Selective organic transformation over a self-assembled all-solid-state Z-scheme core–shell photoredox system

Abstract

Z-Scheme artificial photosystems, resembling the natural photosynthesis procedure, circumvent the disadvantage of a single-ingredient photosystem and hold fascinating prospects for solar energy conversion. Despite the advancements, bottom-up elaborate design of composite heterostructured Z-scheme photosystems by flexible interface engineering for photoredox organic transformation has been poorly investigated. We herein report the construction of a metal-based Z-scheme photoredox system via a progressive self-assembly strategy integrated with a facile photo-deposition. Tailor-made hierarchically branched ligand-capped Pd nanocrystals (NCs) sandwiched in-between a WO₃ nanorod (NR) core and CdS shell are harnessed as the charge transport modulator to regulate the interfacial oxidation–reduction kinetics for boosted Z-scheme photocatalysis.

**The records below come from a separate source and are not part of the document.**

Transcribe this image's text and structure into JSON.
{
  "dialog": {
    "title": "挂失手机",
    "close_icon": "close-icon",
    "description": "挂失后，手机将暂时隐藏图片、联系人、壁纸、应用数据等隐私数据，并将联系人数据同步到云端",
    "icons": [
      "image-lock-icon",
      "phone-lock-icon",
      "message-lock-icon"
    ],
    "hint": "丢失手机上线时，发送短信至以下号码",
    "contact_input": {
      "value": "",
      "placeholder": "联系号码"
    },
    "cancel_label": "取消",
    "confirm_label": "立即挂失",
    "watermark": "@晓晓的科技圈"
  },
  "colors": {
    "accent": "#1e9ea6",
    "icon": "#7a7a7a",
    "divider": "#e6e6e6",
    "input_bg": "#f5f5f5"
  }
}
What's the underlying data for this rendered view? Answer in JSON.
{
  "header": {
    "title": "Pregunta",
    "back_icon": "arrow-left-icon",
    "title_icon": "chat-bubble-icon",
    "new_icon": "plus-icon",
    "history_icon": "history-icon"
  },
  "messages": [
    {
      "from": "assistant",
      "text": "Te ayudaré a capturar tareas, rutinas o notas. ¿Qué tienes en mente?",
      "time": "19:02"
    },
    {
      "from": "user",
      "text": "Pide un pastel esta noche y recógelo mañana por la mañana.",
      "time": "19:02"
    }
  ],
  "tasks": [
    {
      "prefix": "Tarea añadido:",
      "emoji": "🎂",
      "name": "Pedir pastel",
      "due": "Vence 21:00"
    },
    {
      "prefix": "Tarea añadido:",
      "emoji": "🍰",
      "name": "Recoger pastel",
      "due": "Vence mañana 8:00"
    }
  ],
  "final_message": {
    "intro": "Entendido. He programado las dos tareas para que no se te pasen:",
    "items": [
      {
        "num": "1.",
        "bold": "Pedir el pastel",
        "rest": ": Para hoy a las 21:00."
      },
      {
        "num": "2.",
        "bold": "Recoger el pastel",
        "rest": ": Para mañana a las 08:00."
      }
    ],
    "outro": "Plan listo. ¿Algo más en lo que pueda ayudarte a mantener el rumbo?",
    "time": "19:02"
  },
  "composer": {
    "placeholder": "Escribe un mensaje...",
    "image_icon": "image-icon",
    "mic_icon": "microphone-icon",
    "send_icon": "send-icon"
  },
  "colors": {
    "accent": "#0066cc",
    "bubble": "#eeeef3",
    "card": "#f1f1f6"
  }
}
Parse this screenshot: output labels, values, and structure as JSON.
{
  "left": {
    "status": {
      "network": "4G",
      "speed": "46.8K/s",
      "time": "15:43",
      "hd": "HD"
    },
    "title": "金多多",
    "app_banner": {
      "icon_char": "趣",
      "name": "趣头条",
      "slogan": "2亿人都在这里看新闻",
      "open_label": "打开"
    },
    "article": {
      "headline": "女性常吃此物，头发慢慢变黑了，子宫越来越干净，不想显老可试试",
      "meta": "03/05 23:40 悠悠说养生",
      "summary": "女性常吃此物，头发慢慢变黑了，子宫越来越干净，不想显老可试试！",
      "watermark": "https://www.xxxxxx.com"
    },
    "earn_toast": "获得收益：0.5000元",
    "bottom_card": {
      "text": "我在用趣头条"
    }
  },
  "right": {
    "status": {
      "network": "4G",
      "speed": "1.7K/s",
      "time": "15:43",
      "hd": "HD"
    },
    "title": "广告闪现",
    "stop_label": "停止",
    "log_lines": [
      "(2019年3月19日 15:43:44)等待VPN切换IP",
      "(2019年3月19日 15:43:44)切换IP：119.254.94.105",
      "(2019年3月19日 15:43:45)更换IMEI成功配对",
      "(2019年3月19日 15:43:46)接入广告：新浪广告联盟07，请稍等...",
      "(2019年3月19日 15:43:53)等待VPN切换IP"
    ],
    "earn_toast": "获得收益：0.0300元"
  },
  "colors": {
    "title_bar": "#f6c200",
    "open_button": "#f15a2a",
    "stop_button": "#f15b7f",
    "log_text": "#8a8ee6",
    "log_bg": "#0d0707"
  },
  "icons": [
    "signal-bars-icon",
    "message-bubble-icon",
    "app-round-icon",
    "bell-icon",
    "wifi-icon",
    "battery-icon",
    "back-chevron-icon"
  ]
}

The intermediate Pd NCs as Schottky-type electron flow mediators considerably accelerate the unidirectional Z-scheme charge motion rate, endowing multilayered WO₃@Pd@CdS core–shell heterostructures with significantly boosted net efficiency of photoactivities toward anaerobic selective nitroaromatic reduction to amino derivatives and aromatic alcohol oxidation to aldehydes under visible light illumination. The predominant active species produced in the versatile photocatalytic selective organic transformation were explored and photocatalytic mechanisms were thus ascertained. Our endeavor could offer a promising route for smartly crafting diverse heterostructured Z-scheme photoredox systems for solar energy conversion.